Aid agencies are expressing concern that up to half a million refugees could be fleeing Sudan into South Sudan in the coming months if Khartoum does not extend humanitarian agencies access to its people in need.
A combination of wide-scale food shortages and conflict are pushing Sudanese populations living in the southern Blue Nile and South Kordofan areas across the border and into the newly established, but equally volatile, Republic of South Sudan.
An estimated 80,000 people have already fled Sudan, and Ramiro Lopes da Silva, Executive Director of the U.N.'s World Food Program (WFP), suggested Monday that up to 500,000 Sundance citizens could end up fleeing south in a "worst-case scenario" outcome.
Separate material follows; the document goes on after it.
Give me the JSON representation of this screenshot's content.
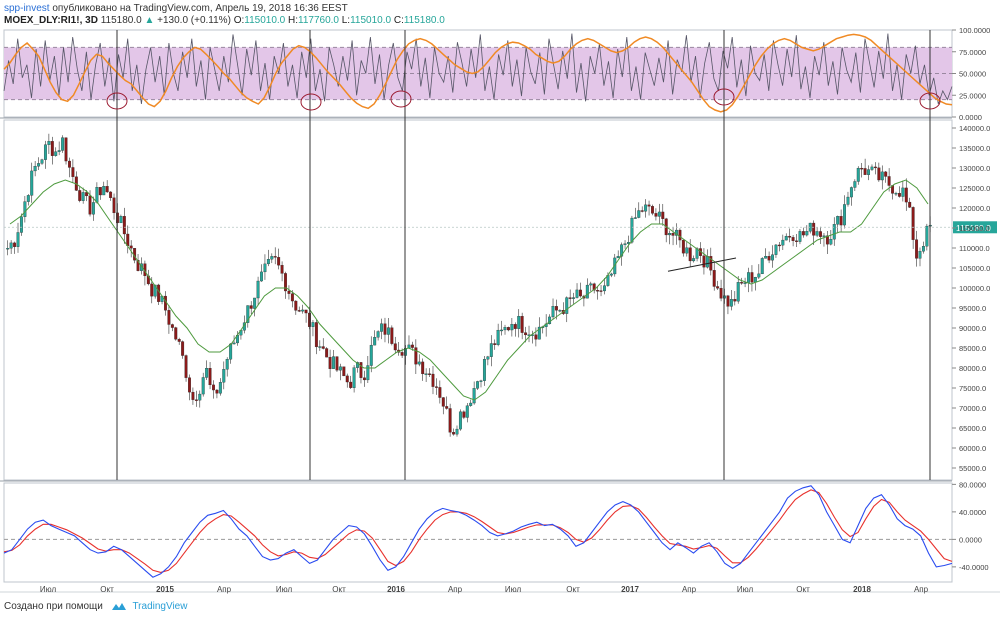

Estimates suggest that under the current conditions, as many as 1,000 people flee to Sudan daily and experts are raising concerns about how the influx of refugees might impact the already impoverished and unstable nation.
South Sudan is dealing with a food crisis of its own as the WFP estimates that around 2.7 million, or 30 percent of South Sudan's population, will need food aid in 2012. That estimate does not include the number of refugees that have arrived and will continue to arrive from neighboring Sudan.
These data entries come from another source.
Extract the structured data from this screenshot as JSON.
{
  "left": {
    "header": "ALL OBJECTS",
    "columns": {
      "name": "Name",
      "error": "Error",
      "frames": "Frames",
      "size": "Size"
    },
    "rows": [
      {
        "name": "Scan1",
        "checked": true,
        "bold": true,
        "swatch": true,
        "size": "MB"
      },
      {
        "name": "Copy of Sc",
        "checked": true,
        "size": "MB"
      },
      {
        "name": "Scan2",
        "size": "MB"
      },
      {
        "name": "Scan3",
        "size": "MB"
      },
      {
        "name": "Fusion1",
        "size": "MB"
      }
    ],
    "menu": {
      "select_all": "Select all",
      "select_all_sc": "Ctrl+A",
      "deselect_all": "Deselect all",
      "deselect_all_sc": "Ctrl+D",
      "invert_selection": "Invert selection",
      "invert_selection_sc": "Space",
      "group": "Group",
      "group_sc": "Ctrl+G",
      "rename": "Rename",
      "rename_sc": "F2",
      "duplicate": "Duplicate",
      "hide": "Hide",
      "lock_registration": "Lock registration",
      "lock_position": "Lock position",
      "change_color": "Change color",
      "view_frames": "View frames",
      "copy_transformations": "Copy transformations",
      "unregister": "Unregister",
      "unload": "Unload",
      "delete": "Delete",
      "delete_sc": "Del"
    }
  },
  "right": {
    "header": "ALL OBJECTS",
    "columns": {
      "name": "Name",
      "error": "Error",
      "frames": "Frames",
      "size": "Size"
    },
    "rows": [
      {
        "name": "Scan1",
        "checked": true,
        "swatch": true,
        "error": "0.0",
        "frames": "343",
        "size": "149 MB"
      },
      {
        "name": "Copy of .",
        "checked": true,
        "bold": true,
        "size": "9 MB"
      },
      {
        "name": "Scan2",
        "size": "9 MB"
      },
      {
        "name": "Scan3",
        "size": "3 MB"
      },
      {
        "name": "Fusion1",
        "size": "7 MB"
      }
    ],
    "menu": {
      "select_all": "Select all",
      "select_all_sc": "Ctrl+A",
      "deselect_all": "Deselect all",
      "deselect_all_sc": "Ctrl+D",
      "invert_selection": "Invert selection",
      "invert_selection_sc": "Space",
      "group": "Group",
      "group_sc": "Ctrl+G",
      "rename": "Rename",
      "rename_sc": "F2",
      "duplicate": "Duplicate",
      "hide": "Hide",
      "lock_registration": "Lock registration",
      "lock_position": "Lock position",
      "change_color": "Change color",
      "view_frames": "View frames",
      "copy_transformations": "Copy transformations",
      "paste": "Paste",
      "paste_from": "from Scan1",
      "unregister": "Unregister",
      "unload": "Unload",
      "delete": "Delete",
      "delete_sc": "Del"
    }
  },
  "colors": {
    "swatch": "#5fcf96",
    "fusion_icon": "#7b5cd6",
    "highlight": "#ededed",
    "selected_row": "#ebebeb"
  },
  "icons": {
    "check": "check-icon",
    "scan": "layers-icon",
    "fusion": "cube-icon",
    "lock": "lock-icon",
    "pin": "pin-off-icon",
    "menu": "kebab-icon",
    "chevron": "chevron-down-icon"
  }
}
Further complicating the refugee situation is the hardline Islamist approach recently adopted by Sudanese president Omar Al-Bashir, which has also been cited as responsible for pushing Christians and moderate Muslims living in Sudan to flee south in an effort to escape persecution, detention, and maltreatment.
Under a 2005 peace accord brokered by then U.S. President George W. Bush, Sudan and South Sudan ended decades of civil warfare that ravaged much of the south. Under the deal, a referendum was held in Jan. 2011 where over 90 percent of voters opted to separate from the north and establish the Republic of South Sudan.
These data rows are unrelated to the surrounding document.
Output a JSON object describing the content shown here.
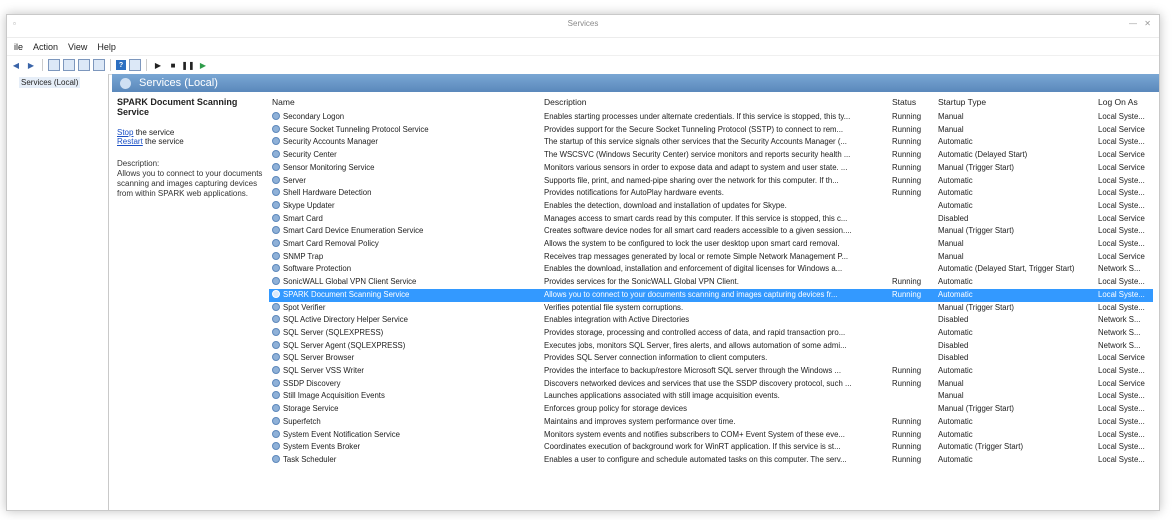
{
  "window": {
    "title": "Services"
  },
  "menu": [
    "ile",
    "Action",
    "View",
    "Help"
  ],
  "tree": {
    "root": "Services (Local)"
  },
  "header": {
    "title": "Services (Local)"
  },
  "extended": {
    "service_name": "SPARK Document Scanning Service",
    "stop_link": "Stop",
    "stop_rest": " the service",
    "restart_link": "Restart",
    "restart_rest": " the service",
    "description_label": "Description:",
    "description": "Allows you to connect to your documents scanning and images capturing devices from within SPARK web applications."
  },
  "columns": {
    "name": "Name",
    "description": "Description",
    "status": "Status",
    "startup": "Startup Type",
    "logon": "Log On As"
  },
  "services": [
    {
      "name": "Secondary Logon",
      "description": "Enables starting processes under alternate credentials. If this service is stopped, this ty...",
      "status": "Running",
      "startup": "Manual",
      "logon": "Local Syste..."
    },
    {
      "name": "Secure Socket Tunneling Protocol Service",
      "description": "Provides support for the Secure Socket Tunneling Protocol (SSTP) to connect to rem...",
      "status": "Running",
      "startup": "Manual",
      "logon": "Local Service"
    },
    {
      "name": "Security Accounts Manager",
      "description": "The startup of this service signals other services that the Security Accounts Manager (...",
      "status": "Running",
      "startup": "Automatic",
      "logon": "Local Syste..."
    },
    {
      "name": "Security Center",
      "description": "The WSCSVC (Windows Security Center) service monitors and reports security health ...",
      "status": "Running",
      "startup": "Automatic (Delayed Start)",
      "logon": "Local Service"
    },
    {
      "name": "Sensor Monitoring Service",
      "description": "Monitors various sensors in order to expose data and adapt to system and user state. ...",
      "status": "Running",
      "startup": "Manual (Trigger Start)",
      "logon": "Local Service"
    },
    {
      "name": "Server",
      "description": "Supports file, print, and named-pipe sharing over the network for this computer. If th...",
      "status": "Running",
      "startup": "Automatic",
      "logon": "Local Syste..."
    },
    {
      "name": "Shell Hardware Detection",
      "description": "Provides notifications for AutoPlay hardware events.",
      "status": "Running",
      "startup": "Automatic",
      "logon": "Local Syste..."
    },
    {
      "name": "Skype Updater",
      "description": "Enables the detection, download and installation of updates for Skype.",
      "status": "",
      "startup": "Automatic",
      "logon": "Local Syste..."
    },
    {
      "name": "Smart Card",
      "description": "Manages access to smart cards read by this computer. If this service is stopped, this c...",
      "status": "",
      "startup": "Disabled",
      "logon": "Local Service"
    },
    {
      "name": "Smart Card Device Enumeration Service",
      "description": "Creates software device nodes for all smart card readers accessible to a given session....",
      "status": "",
      "startup": "Manual (Trigger Start)",
      "logon": "Local Syste..."
    },
    {
      "name": "Smart Card Removal Policy",
      "description": "Allows the system to be configured to lock the user desktop upon smart card removal.",
      "status": "",
      "startup": "Manual",
      "logon": "Local Syste..."
    },
    {
      "name": "SNMP Trap",
      "description": "Receives trap messages generated by local or remote Simple Network Management P...",
      "status": "",
      "startup": "Manual",
      "logon": "Local Service"
    },
    {
      "name": "Software Protection",
      "description": "Enables the download, installation and enforcement of digital licenses for Windows a...",
      "status": "",
      "startup": "Automatic (Delayed Start, Trigger Start)",
      "logon": "Network S..."
    },
    {
      "name": "SonicWALL Global VPN Client Service",
      "description": "Provides services for the SonicWALL Global VPN Client.",
      "status": "Running",
      "startup": "Automatic",
      "logon": "Local Syste..."
    },
    {
      "name": "SPARK Document Scanning Service",
      "description": "Allows you to connect to your documents scanning and images capturing devices fr...",
      "status": "Running",
      "startup": "Automatic",
      "logon": "Local Syste...",
      "selected": true
    },
    {
      "name": "Spot Verifier",
      "description": "Verifies potential file system corruptions.",
      "status": "",
      "startup": "Manual (Trigger Start)",
      "logon": "Local Syste..."
    },
    {
      "name": "SQL Active Directory Helper Service",
      "description": "Enables integration with Active Directories",
      "status": "",
      "startup": "Disabled",
      "logon": "Network S..."
    },
    {
      "name": "SQL Server (SQLEXPRESS)",
      "description": "Provides storage, processing and controlled access of data, and rapid transaction pro...",
      "status": "",
      "startup": "Automatic",
      "logon": "Network S..."
    },
    {
      "name": "SQL Server Agent (SQLEXPRESS)",
      "description": "Executes jobs, monitors SQL Server, fires alerts, and allows automation of some admi...",
      "status": "",
      "startup": "Disabled",
      "logon": "Network S..."
    },
    {
      "name": "SQL Server Browser",
      "description": "Provides SQL Server connection information to client computers.",
      "status": "",
      "startup": "Disabled",
      "logon": "Local Service"
    },
    {
      "name": "SQL Server VSS Writer",
      "description": "Provides the interface to backup/restore Microsoft SQL server through the Windows ...",
      "status": "Running",
      "startup": "Automatic",
      "logon": "Local Syste..."
    },
    {
      "name": "SSDP Discovery",
      "description": "Discovers networked devices and services that use the SSDP discovery protocol, such ...",
      "status": "Running",
      "startup": "Manual",
      "logon": "Local Service"
    },
    {
      "name": "Still Image Acquisition Events",
      "description": "Launches applications associated with still image acquisition events.",
      "status": "",
      "startup": "Manual",
      "logon": "Local Syste..."
    },
    {
      "name": "Storage Service",
      "description": "Enforces group policy for storage devices",
      "status": "",
      "startup": "Manual (Trigger Start)",
      "logon": "Local Syste..."
    },
    {
      "name": "Superfetch",
      "description": "Maintains and improves system performance over time.",
      "status": "Running",
      "startup": "Automatic",
      "logon": "Local Syste..."
    },
    {
      "name": "System Event Notification Service",
      "description": "Monitors system events and notifies subscribers to COM+ Event System of these eve...",
      "status": "Running",
      "startup": "Automatic",
      "logon": "Local Syste..."
    },
    {
      "name": "System Events Broker",
      "description": "Coordinates execution of background work for WinRT application. If this service is st...",
      "status": "Running",
      "startup": "Automatic (Trigger Start)",
      "logon": "Local Syste..."
    },
    {
      "name": "Task Scheduler",
      "description": "Enables a user to configure and schedule automated tasks on this computer. The serv...",
      "status": "Running",
      "startup": "Automatic",
      "logon": "Local Syste..."
    }
  ],
  "colors": {
    "selection": "#3399ff",
    "header": "#5a88bb",
    "link": "#1a4fc5"
  }
}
South Sudan is home to over 200 different ethnic groups, many of which consider themselves Christian. Despite a short and optimistic period of unity that followed South Sudanese independence, interethnic strife among the country's Lou Nuer and Murle tribal groups has reemerged and taken over the Jongeli state with a vengeance. The country's new Juba-based central government lacks both the resources and power necessary to quell the violence in the vast region.
Only days ago Christian Solidarity Worldwide reported "severe inter-tribal warfare has caused 3,000 deaths and displaced over 100,000 people in the last two weeks."
Analysts fear that tribes are targeting ethnic groups with genocidal intent and have expressed concerns over the possibility of stemming the outbreak of violence.
"South Sudan, born six months ago in great jubilation, is plunging into a vortex of violence. Bitter ethnic tensions that had largely been shelved for the sake of achieving independence have ruptured into a cycle of massacre and revenge that neither the American-backed government nor the United Nations has been able to stop," wrote Jeffery Gettleman of The New York Times.
Earlier in the month the South Sudanese government declared the Jonglei state a "humanitarian disaster area."
With continued violence and a food crisis of its own, the country is in a desperately fragile state and many fear that additional strains may cause South Sudan to implode into a further humanitarian disaster and plunge the country deeper into the cycle of poverty and conflict.
"The most recent spike in inter-communal violence compounded an already difficult humanitarian situation in South Sudan," the UN Humanitarian Coordinator in South Sudan Lise Grande said. "Before the crisis in Jonglei, humanitarian partners were already overstretched."
Although many South Sudanese have not lost hope in seeing their country develop into an East African power, the multiple outbreaks of inter-ethnic strife, displacement, underdevelopment, food crisis, and a daily influx of refugees, paint a grim picture for future peace and stability in the new country.